The statue of Thomas "Stonewall" Jackson was covered in Charlottesville on Wednesday(Mark Wilson)
Two Confederate statues in Charlottesville, Va., were covered with a black tarp on Wednesday as the city mourns the death of a woman killed protesting a white nationalist rally.
Workers in cherry pickers shrouded the monument of Gen. Robert E. Lee in Emancipation Park before moving on to the statue of Gen. Thomas “Stonewall” Jackson in nearby Justice Park.
Some of the onlookers cheered, and Jame Dyer said, “It’s a good start. They do have to go, but it’s a start, and I’m glad the city has finally recognized it has to happen on some level.”
Not everyone was pleased, however.
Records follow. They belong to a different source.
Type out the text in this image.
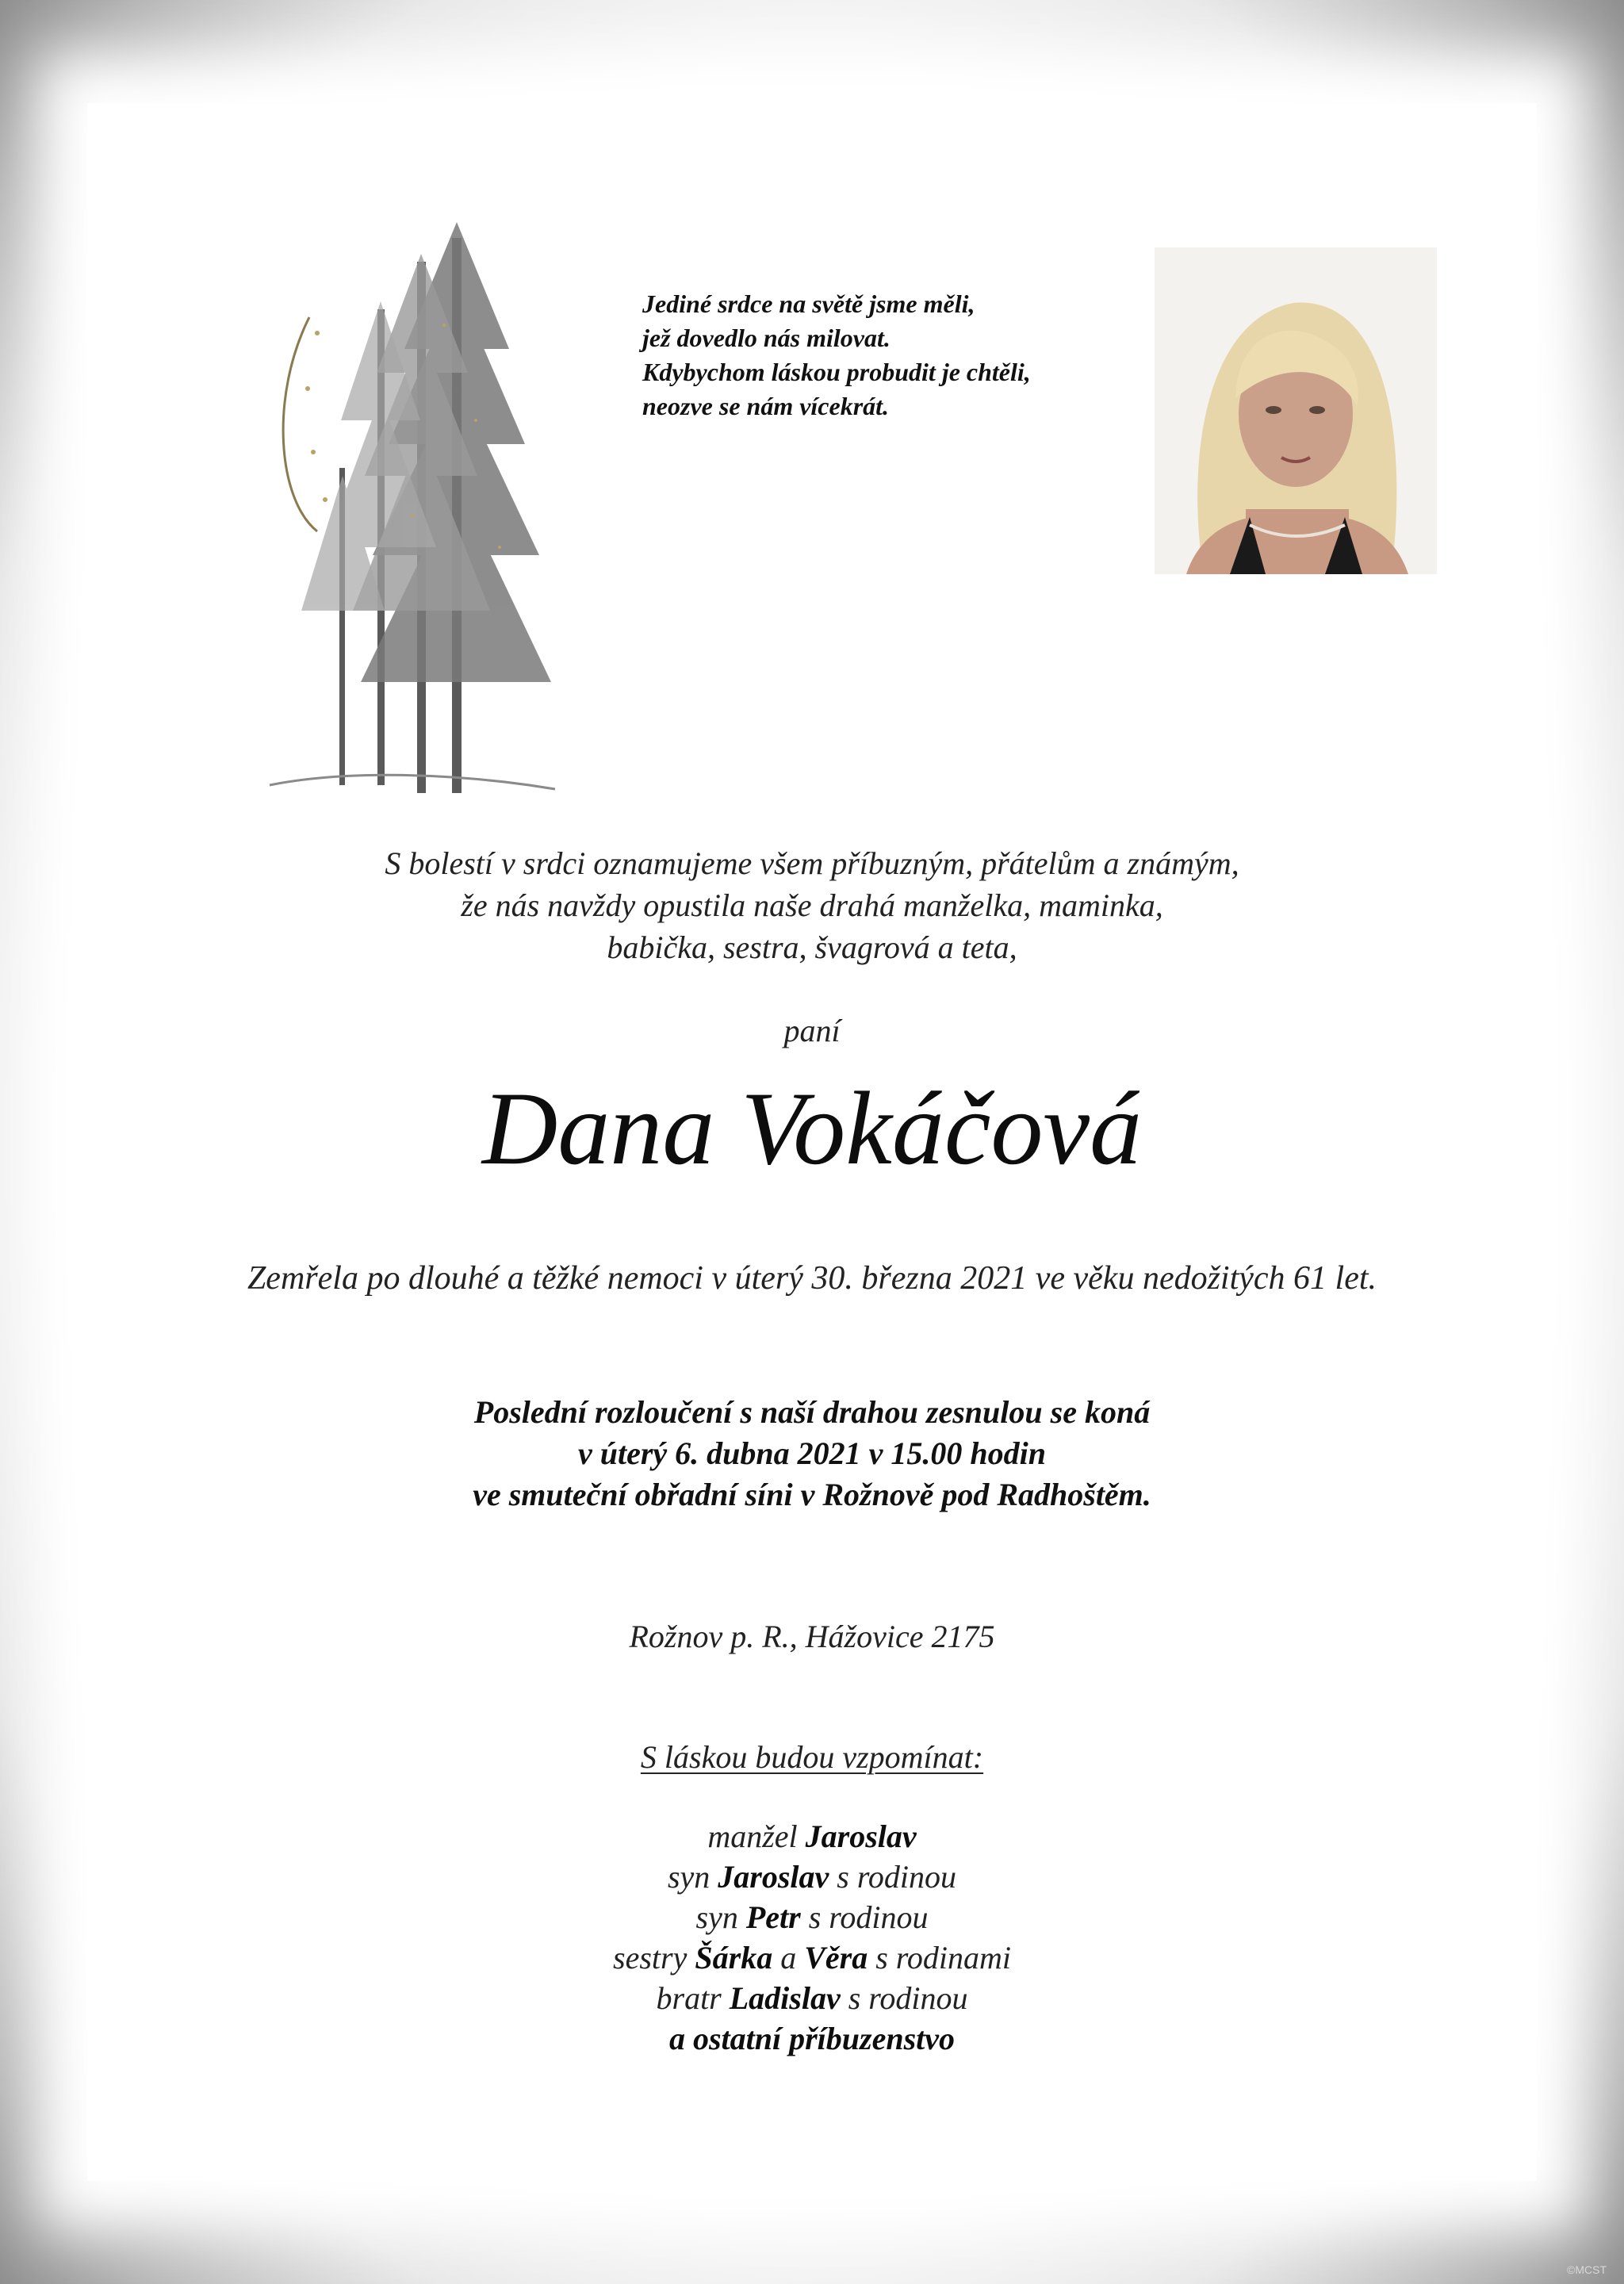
Jediné srdce na světě jsme měli,
jež dovedlo nás milovat.
Kdybychom láskou probudit je chtěli,
neozve se nám vícekrát.
S bolestí v srdci oznamujeme všem příbuzným, přátelům a známým,
že nás navždy opustila naše drahá manželka, maminka,
babička, sestra, švagrová a teta,
paní
Dana Vokáčová
Zemřela po dlouhé a těžké nemoci v úterý 30. března 2021 ve věku nedožitých 61 let.
Poslední rozloučení s naší drahou zesnulou se koná
v úterý 6. dubna 2021 v 15.00 hodin
ve smuteční obřadní síni v Rožnově pod Radhoštěm.
Rožnov p. R., Hážovice 2175
S láskou budou vzpomínat:
manžel Jaroslav
syn Jaroslav s rodinou
syn Petr s rodinou
sestry Šárka a Věra s rodinami
bratr Ladislav s rodinou
a ostatní příbuzenstvo
©MCST
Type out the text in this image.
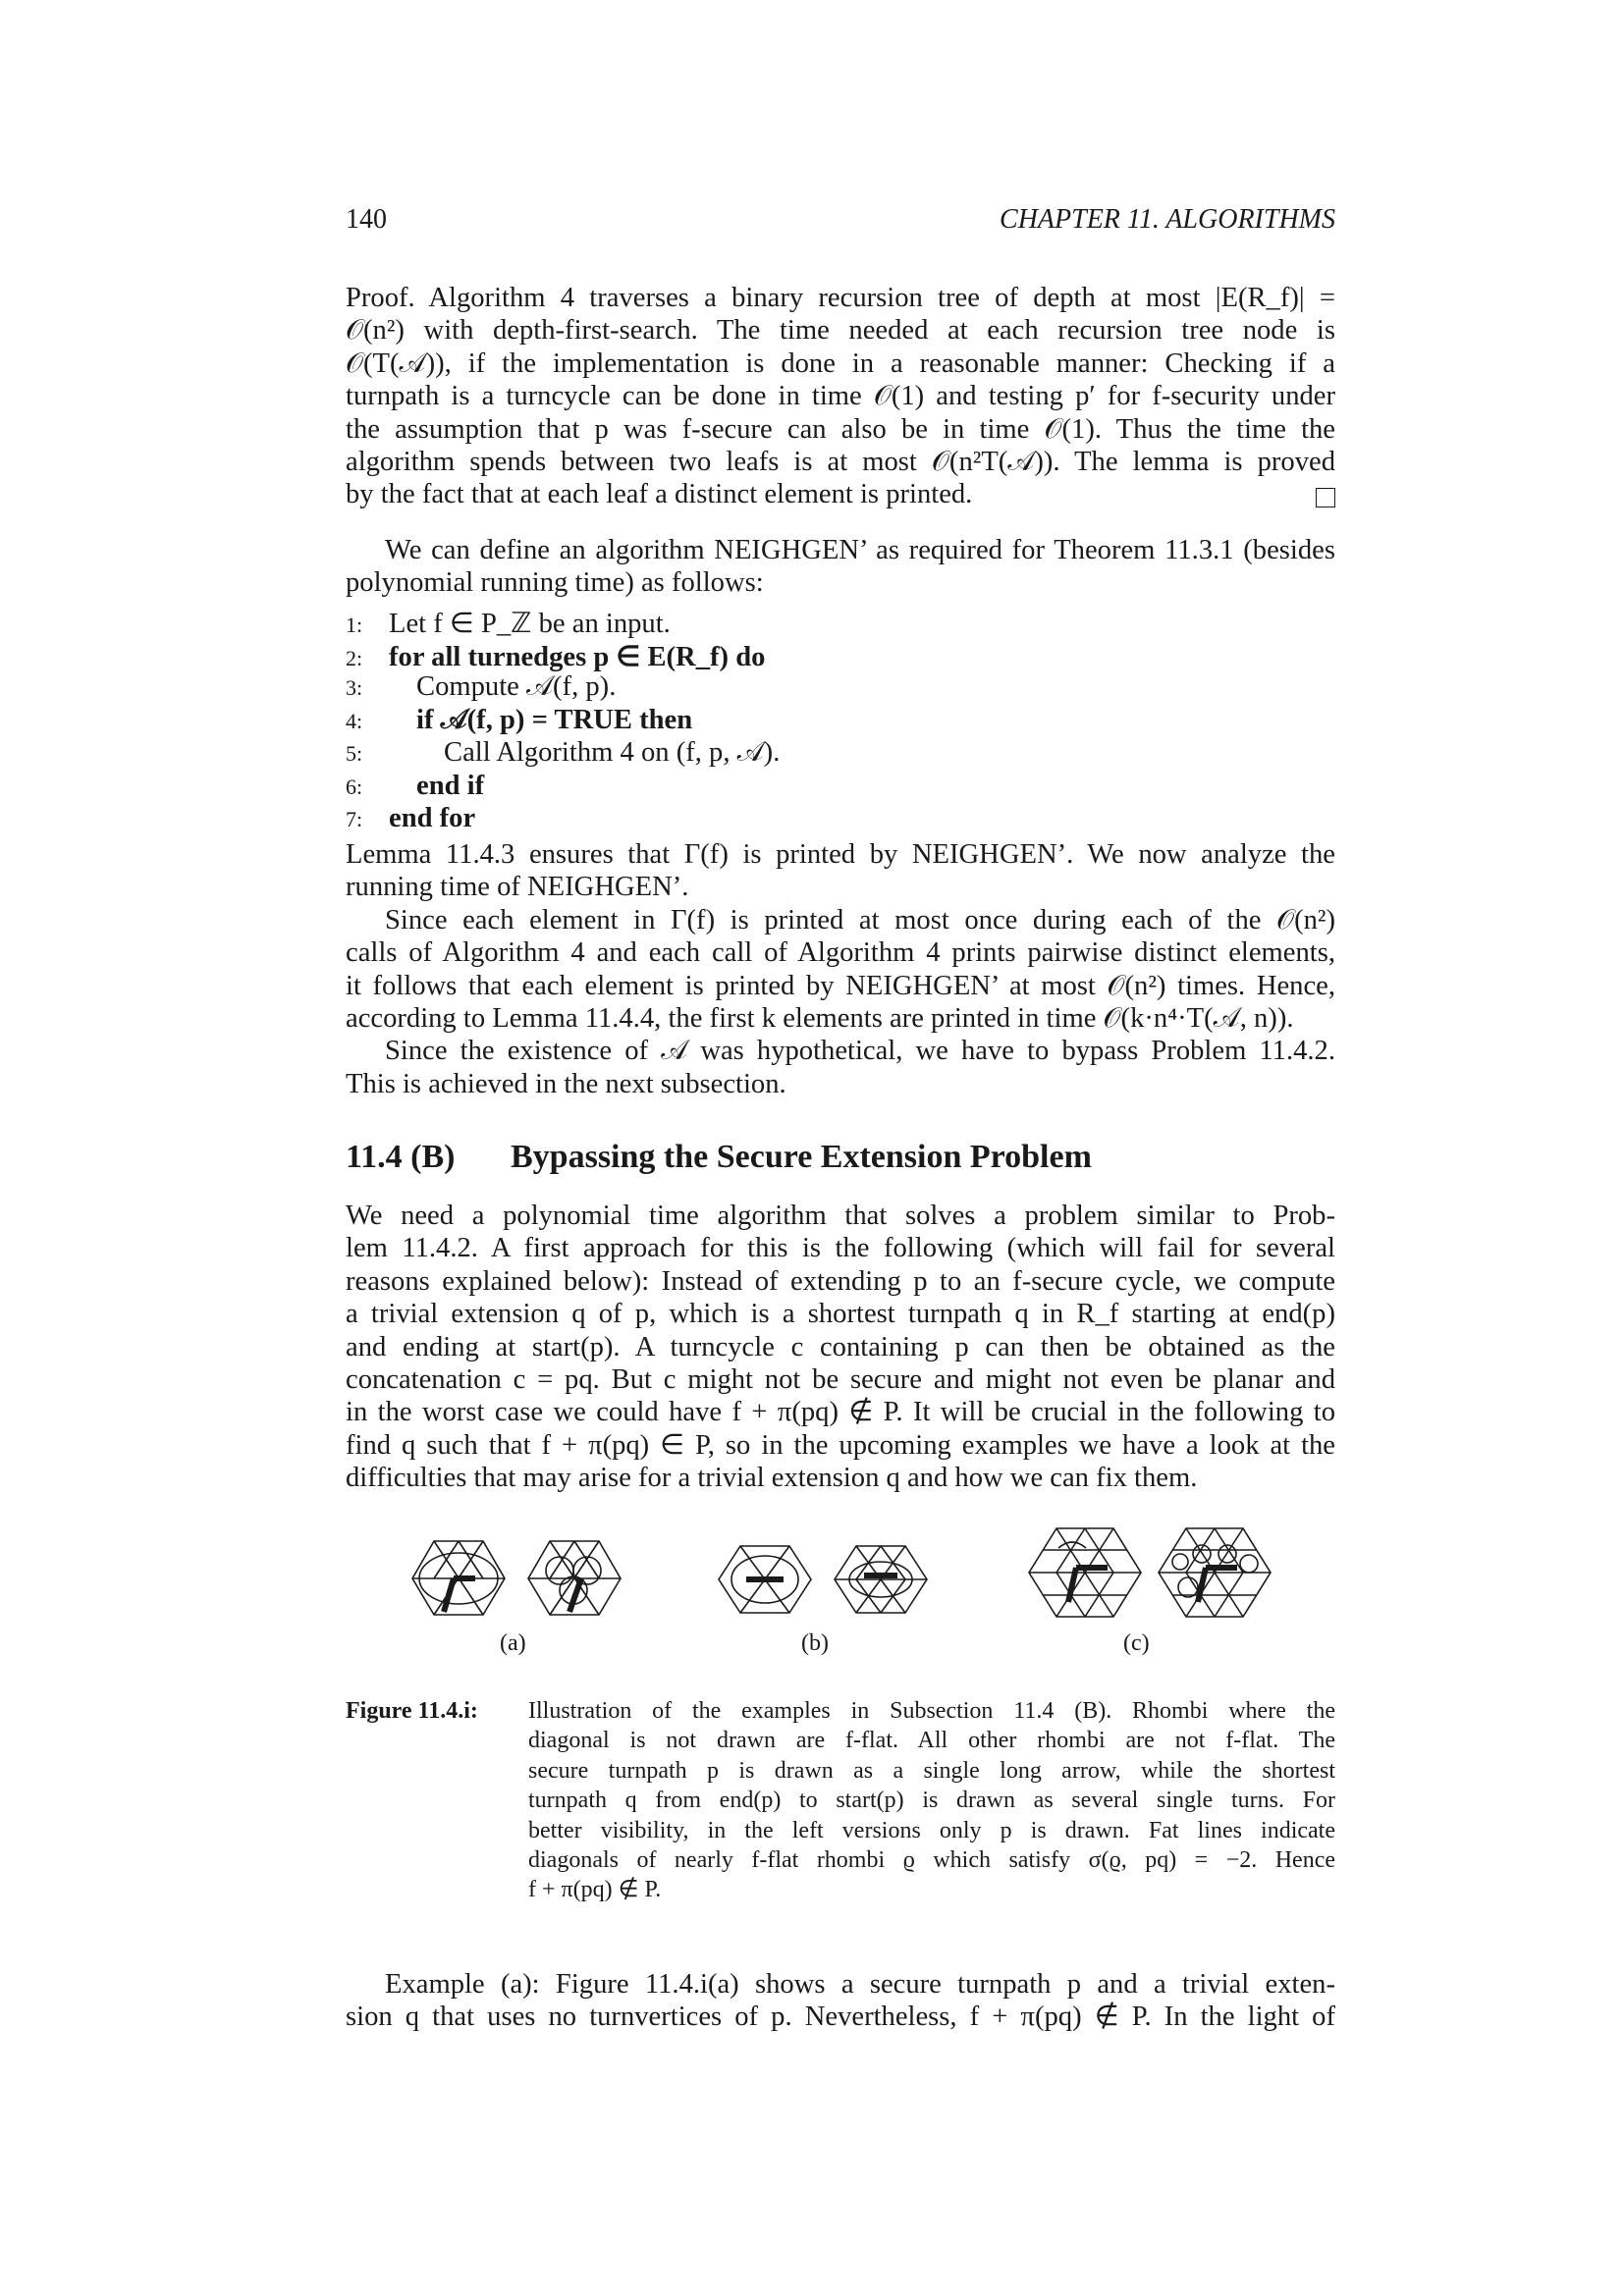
140	CHAPTER 11. ALGORITHMS
Proof. Algorithm 4 traverses a binary recursion tree of depth at most |E(R_f)| =
𝒪(n²) with depth-first-search. The time needed at each recursion tree node is
𝒪(T(𝒜)), if the implementation is done in a reasonable manner: Checking if a
turnpath is a turncycle can be done in time 𝒪(1) and testing p′ for f-security under
the assumption that p was f-secure can also be in time 𝒪(1). Thus the time the
algorithm spends between two leafs is at most 𝒪(n²T(𝒜)). The lemma is proved
by the fact that at each leaf a distinct element is printed.
We can define an algorithm NEIGHGEN’ as required for Theorem 11.3.1 (besides
polynomial running time) as follows:
1: Let f ∈ P_ℤ be an input.
2: for all turnedges p ∈ E(R_f) do
3: Compute 𝒜(f, p).
4: if 𝒜(f, p) = TRUE then
5:	Call Algorithm 4 on (f, p, 𝒜).
6: end if
7: end for
Lemma 11.4.3 ensures that Γ(f) is printed by NEIGHGEN’. We now analyze the
running time of NEIGHGEN’.
Since each element in Γ(f) is printed at most once during each of the 𝒪(n²)
calls of Algorithm 4 and each call of Algorithm 4 prints pairwise distinct elements,
it follows that each element is printed by NEIGHGEN’ at most 𝒪(n²) times. Hence,
according to Lemma 11.4.4, the first k elements are printed in time 𝒪(k·n⁴·T(𝒜, n)).
Since the existence of 𝒜 was hypothetical, we have to bypass Problem 11.4.2.
This is achieved in the next subsection.
11.4 (B) Bypassing the Secure Extension Problem
We need a polynomial time algorithm that solves a problem similar to Prob-
lem 11.4.2. A first approach for this is the following (which will fail for several
reasons explained below): Instead of extending p to an f-secure cycle, we compute
a trivial extension q of p, which is a shortest turnpath q in R_f starting at end(p)
and ending at start(p). A turncycle c containing p can then be obtained as the
concatenation c = pq. But c might not be secure and might not even be planar and
in the worst case we could have f + π(pq) ∉ P. It will be crucial in the following to
find q such that f + π(pq) ∈ P, so in the upcoming examples we have a look at the
difficulties that may arise for a trivial extension q and how we can fix them.
(a)	(b)	(c)
Figure 11.4.i: Illustration of the examples in Subsection 11.4 (B). Rhombi where the
diagonal is not drawn are f-flat. All other rhombi are not f-flat. The
secure turnpath p is drawn as a single long arrow, while the shortest
turnpath q from end(p) to start(p) is drawn as several single turns. For
better visibility, in the left versions only p is drawn. Fat lines indicate
diagonals of nearly f-flat rhombi ϱ which satisfy σ(ϱ, pq) = −2. Hence
f + π(pq) ∉ P.
Example (a): Figure 11.4.i(a) shows a secure turnpath p and a trivial exten-
sion q that uses no turnvertices of p. Nevertheless, f + π(pq) ∉ P. In the light of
John Miska, who had a gun strapped to his leg approached the Lee statue and began cutting the tarp with a knife, the Daily Progress reported.
Police asked him to stop, and Miska complied before he addressed the crowd and called the covering a “desecration”.
He pointed to Lee and said, “We need him to be here so that we can point at him and say he fought for the side that lost.”
The city council voted to cover the statues after residents packed the chamber, screaming and cursing the councilors for their response to the rally.
Neo-Nazis, KKK members, skinheads and other white nationalist factions descended on Charlottesville on Aug. 12 for the Unite the Right rally.
James Alex Fields Jr. allegedly drove his car into a crowd of demonstrators, killing 32-year-old Heather Heyer who was there to protest the event.
The rally was first sparked by the city council’s vote earlier this year to take down Lee statue.
Mayor Mike Signer hugs life long resident Aaliyah Jones in front of the newly covered statue Jackson(Mark Wilson)
A judge issued an injunction preventing the city from removing it, and a hearing is schedule for Sept. 1.
The Charlottesville rally and the deadly violence that broke out has renewed the debate over Confederate monuments and their prominence around the country.